Their own reflections on their nine years together made me think of the decisions they made at 12, 13—even younger than when I was 15 and made that one decision that shaped the beginning of my adult life. Why does that one decision they made then have to dictate the rest of their lives? Why does it have to dictate mine? It doesn’t, and BTS not letting it is breaking away from the K-Pop mold so many have lost themselves in.
It’s not uncommon to see older generations of K-Pop idols in their 30s and 40s still singing the same songs they sang at 15. Yes, that is the ideal outcome; a successful career doing what you love for the rest of your life. But we now all know that K-Pop so often works like a trap. It keeps you in that same cycle over, and over, and over again. For many, trying to break from it means giving up on a career you took so long to build, from losing contracts to losing fans.

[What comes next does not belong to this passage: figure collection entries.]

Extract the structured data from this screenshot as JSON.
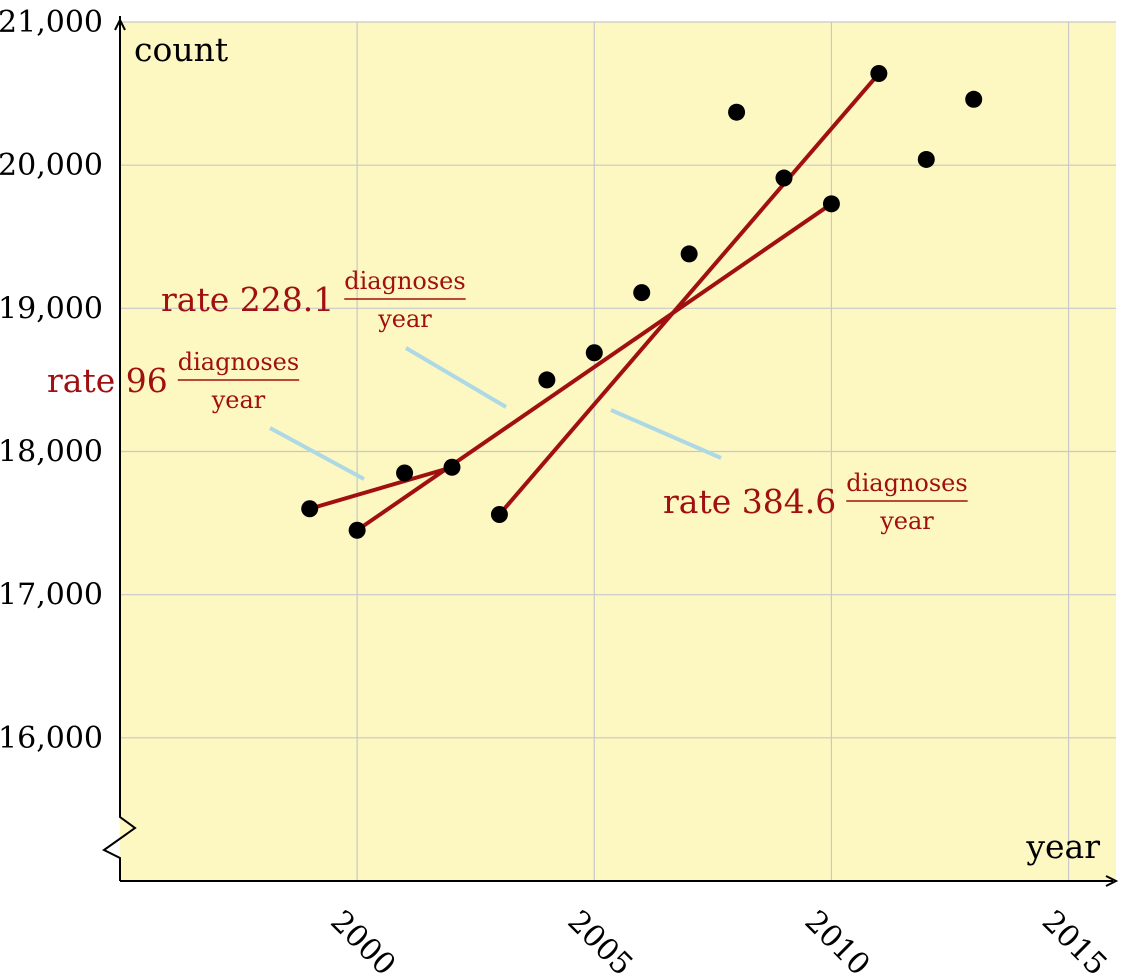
{
  "chart_data": {
    "type": "scatter",
    "xlabel": "year",
    "ylabel": "count",
    "xlim": [
      1995,
      2016
    ],
    "ylim": [
      15000,
      21000
    ],
    "x_ticks": [
      {
        "value": 2000,
        "label": "2000"
      },
      {
        "value": 2005,
        "label": "2005"
      },
      {
        "value": 2010,
        "label": "2010"
      },
      {
        "value": 2015,
        "label": "2015"
      }
    ],
    "y_ticks": [
      {
        "value": 16000,
        "label": "16,000"
      },
      {
        "value": 17000,
        "label": "17,000"
      },
      {
        "value": 18000,
        "label": "18,000"
      },
      {
        "value": 19000,
        "label": "19,000"
      },
      {
        "value": 20000,
        "label": "20,000"
      },
      {
        "value": 21000,
        "label": "21,000"
      }
    ],
    "grid": true,
    "axis_break": "y",
    "colors": {
      "background": "#fdf7c1",
      "points": "#000000",
      "fit_lines": "#a01010",
      "leader_lines": "#add8e6",
      "grid": "#c8c8c8"
    },
    "points": [
      {
        "x": 1999,
        "y": 17600
      },
      {
        "x": 2000,
        "y": 17450
      },
      {
        "x": 2001,
        "y": 17850
      },
      {
        "x": 2002,
        "y": 17890
      },
      {
        "x": 2003,
        "y": 17560
      },
      {
        "x": 2004,
        "y": 18500
      },
      {
        "x": 2005,
        "y": 18690
      },
      {
        "x": 2006,
        "y": 19110
      },
      {
        "x": 2007,
        "y": 19380
      },
      {
        "x": 2008,
        "y": 20370
      },
      {
        "x": 2009,
        "y": 19910
      },
      {
        "x": 2010,
        "y": 19730
      },
      {
        "x": 2011,
        "y": 20640
      },
      {
        "x": 2012,
        "y": 20040
      },
      {
        "x": 2013,
        "y": 20460
      }
    ],
    "fit_lines": [
      {
        "x": [
          1999,
          2002
        ],
        "y": [
          17600,
          17890
        ]
      },
      {
        "x": [
          2000,
          2010
        ],
        "y": [
          17450,
          19730
        ]
      },
      {
        "x": [
          2003,
          2011
        ],
        "y": [
          17560,
          20640
        ]
      }
    ],
    "annotations": [
      {
        "prefix": "rate",
        "value": "96",
        "numerator": "diagnoses",
        "denominator": "year"
      },
      {
        "prefix": "rate",
        "value": "228.1",
        "numerator": "diagnoses",
        "denominator": "year"
      },
      {
        "prefix": "rate",
        "value": "384.6",
        "numerator": "diagnoses",
        "denominator": "year"
      }
    ]
  }
}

If you have read any of my other articles for The Kraze, you know I’ll do all I can to compare K-Pop to artists within the mainstream. So here I go again. BTS was not the beginning of my obsessive fangirling. So many came first, and My Chemical Romance and blink-182 are great examples to take into consideration. Both bands came to a point where they decided to part ways. There were no big public breakups, no arguments that indicated the members now hated each other, nothing to tarnish their reputations. They simply wanted a break. Years later, years after new bands, solo projects, non-music-related projects, they have come back. blink-182 released one of their best albums as a group, Neighborhoods, after their breakup. My Chemical Romance is now touring again with a brand new song as if it’s 2006.
This doesn’t mean the end for BTS and it had never meant the end of my adoration for them. This is a break, a creative and personal pause to allow for them to go beyond what they already have, to explore places they have not been able to professionally together. It’s a pause from nine years of the same routine, a pause for them to grow up. As fans, let’s take this time to reflect and reminisce. Let’s remember all that we love, why we love them, and grow with them. The best is yet to come; let’s not tarnish it with a fear of the unknown.